Je suis malheureusement arrivée trop tard pour pouvoir vous conseiller d’aller voir cette très très belle exposition (je l’ai vue l’avant-dernier jour), alors je vais juste vous conseiller -si vous aimez la photographie – de feuilleter ou acheter le livre qui en a été tiré.

Il y a 10 jours Mr Papillon et moi sommes aller voir l’exposition « a photographer’s life » à la maison européenne de la photographie.

Derrière l’appareil photo: Annie Leibovitz.

Vous la connaissez forcément, il suffit juste de quelques clichés pour vous rafraîchir la mémoire

Vous voyez, vous voyez très bien de qui je veux parler.

L’exposition de la MEP et le livre qui l’accompagne couvrent les photographies personnelles et professionnelles de l’artiste de 1990 à 2005.

On y découvre autant de photos de commandes (des portraits d’artistes, d’hommes politiques, des reportages, etc) que des photos privées, de sa compagne l’écrivain Susan Sontag, de ses filles, de ses parents.

Tout se mélange et s’organise étonnamment bien et naturellement.
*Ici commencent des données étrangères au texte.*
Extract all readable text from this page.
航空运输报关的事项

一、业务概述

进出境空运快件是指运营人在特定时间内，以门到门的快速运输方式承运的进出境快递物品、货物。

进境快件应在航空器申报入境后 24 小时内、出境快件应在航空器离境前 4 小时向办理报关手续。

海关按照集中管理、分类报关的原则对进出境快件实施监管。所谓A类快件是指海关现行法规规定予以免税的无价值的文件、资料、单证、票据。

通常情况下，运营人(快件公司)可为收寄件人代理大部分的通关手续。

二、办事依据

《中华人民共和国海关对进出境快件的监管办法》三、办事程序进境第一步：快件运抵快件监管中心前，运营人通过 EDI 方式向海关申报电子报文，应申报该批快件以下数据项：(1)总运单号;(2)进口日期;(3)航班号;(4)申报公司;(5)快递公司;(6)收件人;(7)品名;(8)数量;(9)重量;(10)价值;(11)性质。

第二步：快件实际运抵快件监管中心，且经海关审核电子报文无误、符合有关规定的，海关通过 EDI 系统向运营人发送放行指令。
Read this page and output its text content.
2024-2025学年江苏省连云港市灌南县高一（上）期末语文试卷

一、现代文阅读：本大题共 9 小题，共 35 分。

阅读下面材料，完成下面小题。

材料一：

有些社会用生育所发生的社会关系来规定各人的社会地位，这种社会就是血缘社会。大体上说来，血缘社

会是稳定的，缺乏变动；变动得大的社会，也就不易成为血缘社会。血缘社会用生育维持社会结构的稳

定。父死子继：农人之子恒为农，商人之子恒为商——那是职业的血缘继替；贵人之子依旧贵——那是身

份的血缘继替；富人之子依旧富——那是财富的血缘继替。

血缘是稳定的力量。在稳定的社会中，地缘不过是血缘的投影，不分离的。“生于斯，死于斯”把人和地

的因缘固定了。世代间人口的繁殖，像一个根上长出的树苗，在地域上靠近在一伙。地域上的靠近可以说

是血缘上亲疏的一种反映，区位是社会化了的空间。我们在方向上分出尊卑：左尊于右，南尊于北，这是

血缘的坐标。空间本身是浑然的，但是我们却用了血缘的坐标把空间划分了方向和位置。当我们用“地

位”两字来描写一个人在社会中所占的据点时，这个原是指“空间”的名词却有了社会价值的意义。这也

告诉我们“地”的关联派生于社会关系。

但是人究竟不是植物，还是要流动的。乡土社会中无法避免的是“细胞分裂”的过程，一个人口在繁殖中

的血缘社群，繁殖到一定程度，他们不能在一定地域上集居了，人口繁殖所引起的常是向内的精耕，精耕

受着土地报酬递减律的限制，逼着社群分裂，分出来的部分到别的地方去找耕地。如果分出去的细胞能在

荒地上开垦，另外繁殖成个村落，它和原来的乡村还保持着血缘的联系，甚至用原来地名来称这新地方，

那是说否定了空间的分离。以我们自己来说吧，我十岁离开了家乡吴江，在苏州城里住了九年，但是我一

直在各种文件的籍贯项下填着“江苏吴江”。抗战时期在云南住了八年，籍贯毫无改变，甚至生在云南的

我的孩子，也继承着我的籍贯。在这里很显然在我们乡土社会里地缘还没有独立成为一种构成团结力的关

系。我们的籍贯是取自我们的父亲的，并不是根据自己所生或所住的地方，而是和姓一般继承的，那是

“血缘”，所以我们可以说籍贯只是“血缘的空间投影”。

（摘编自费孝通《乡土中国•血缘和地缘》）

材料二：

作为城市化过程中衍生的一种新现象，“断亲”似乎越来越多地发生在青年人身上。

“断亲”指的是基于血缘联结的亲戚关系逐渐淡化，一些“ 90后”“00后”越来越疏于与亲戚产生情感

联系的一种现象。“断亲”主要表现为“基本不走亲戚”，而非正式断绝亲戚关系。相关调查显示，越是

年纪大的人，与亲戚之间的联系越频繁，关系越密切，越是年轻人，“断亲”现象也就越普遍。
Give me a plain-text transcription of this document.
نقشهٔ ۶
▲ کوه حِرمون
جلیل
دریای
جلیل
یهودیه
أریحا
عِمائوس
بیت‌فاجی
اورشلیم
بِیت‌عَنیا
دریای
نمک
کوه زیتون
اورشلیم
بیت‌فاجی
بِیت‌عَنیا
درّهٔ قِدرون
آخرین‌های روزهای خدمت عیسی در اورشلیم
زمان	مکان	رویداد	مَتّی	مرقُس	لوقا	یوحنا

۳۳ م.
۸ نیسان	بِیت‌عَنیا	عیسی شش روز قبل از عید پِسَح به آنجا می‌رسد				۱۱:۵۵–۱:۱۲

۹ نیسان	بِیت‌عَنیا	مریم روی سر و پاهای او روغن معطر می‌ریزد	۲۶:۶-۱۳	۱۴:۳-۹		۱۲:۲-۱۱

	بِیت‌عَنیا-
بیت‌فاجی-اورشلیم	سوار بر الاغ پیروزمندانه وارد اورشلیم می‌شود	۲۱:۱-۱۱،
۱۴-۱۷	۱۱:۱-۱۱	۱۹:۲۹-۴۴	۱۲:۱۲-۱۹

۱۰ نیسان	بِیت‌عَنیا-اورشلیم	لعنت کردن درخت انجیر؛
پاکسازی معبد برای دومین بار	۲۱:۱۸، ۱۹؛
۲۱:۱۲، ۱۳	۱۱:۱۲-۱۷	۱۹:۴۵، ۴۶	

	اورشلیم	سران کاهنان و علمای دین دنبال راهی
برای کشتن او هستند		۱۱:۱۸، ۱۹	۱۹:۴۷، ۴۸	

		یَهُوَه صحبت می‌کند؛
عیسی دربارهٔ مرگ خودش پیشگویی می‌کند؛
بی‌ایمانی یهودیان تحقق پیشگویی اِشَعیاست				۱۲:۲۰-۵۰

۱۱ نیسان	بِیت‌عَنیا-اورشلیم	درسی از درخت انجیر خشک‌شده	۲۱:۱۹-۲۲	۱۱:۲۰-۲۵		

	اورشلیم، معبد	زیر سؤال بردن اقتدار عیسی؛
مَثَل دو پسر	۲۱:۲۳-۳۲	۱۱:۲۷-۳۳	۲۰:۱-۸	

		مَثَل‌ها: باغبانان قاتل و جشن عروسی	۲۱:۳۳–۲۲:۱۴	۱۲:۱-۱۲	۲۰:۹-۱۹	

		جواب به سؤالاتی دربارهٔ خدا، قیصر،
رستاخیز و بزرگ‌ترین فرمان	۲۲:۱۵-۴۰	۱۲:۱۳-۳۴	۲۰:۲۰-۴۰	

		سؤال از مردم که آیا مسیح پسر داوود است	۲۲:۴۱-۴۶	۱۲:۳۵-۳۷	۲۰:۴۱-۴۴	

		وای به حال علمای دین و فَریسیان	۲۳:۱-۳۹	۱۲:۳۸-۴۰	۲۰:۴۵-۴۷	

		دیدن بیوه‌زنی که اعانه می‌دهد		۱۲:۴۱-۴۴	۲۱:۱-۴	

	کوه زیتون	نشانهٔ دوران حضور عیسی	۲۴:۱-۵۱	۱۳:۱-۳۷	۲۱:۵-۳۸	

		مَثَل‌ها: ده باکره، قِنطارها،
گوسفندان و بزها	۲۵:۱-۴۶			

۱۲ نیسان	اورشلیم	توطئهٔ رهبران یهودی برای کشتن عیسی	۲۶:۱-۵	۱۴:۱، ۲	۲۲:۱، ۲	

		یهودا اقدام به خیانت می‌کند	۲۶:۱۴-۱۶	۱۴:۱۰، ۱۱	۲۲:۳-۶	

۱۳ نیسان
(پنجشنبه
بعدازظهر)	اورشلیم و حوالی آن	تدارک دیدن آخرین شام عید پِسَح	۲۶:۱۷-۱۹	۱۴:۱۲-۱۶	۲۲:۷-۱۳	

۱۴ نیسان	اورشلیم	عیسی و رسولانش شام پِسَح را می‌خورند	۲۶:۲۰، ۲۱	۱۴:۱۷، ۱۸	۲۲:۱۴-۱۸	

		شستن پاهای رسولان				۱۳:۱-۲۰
Annie Leibovitz dit qu’elle n’a qu’une seule vie, dans laquelle on trouve des photos privées et des photos publiques.

L’exposition et le livre nous emmènent donc dans des maisons de famille, la Maison Blanche, Sarajevo, des studios photos (pour Rolling Stones Magazine ou Vanity Fair), Buckingham Palace, son appartement, au bord de la mer avec sa fille, sur les quais de Seine ou dans l’Amérique profonde avec de parfaits inconnus.

Mettre en perspective cette exposition avec celle consacrée à l’œuvre de Richard Avedon est intéressant. D’abord parce qu’Annie Leibovitz a photographié Avedon qu’elle admirait énormément à la fin de sa vie, et que tous les deux ont des parcours assez proches, même si leur œil est très différent.

Tous les deux ont travaillé pour la presse glamour et la mode. Tous les deux ont photographié leurs pères en fin de vie et mourant. Tous les deux ont été à la rencontre d’anonymes et les ont sublimés.

D’une manière très différente, mais avec la même justesse et la même sincérité.

Je trouve le regard d’Annie Leibovitz plus doux que celui d’Avedon. Ses modèles ont l’air moins « torturés », moins perturbants que ceux d’Avedon. Leur approche est différente: il discute beaucoup avant d’appuyer sur le déclencheur ; elle contemple et observe.

Dans les deux cas j’admire et me régale.

Pour avoir quelques infos supplémentaires vous pouvez aller voir sur le site de la MEP. Ou casser votre tirelire et vous offrir le magnifique catalogue de l’exposition, c’est un régal pour les yeux.

Une réflexion sur “A photographer’s life…

  1. effectivement, je connaissais sans connaitre.
    Celles des princesses disney, je ne connaissais pas, mais elle vont peut-être atterrir en poster dans les chambres de mes filles si je trouve un fichier haute def.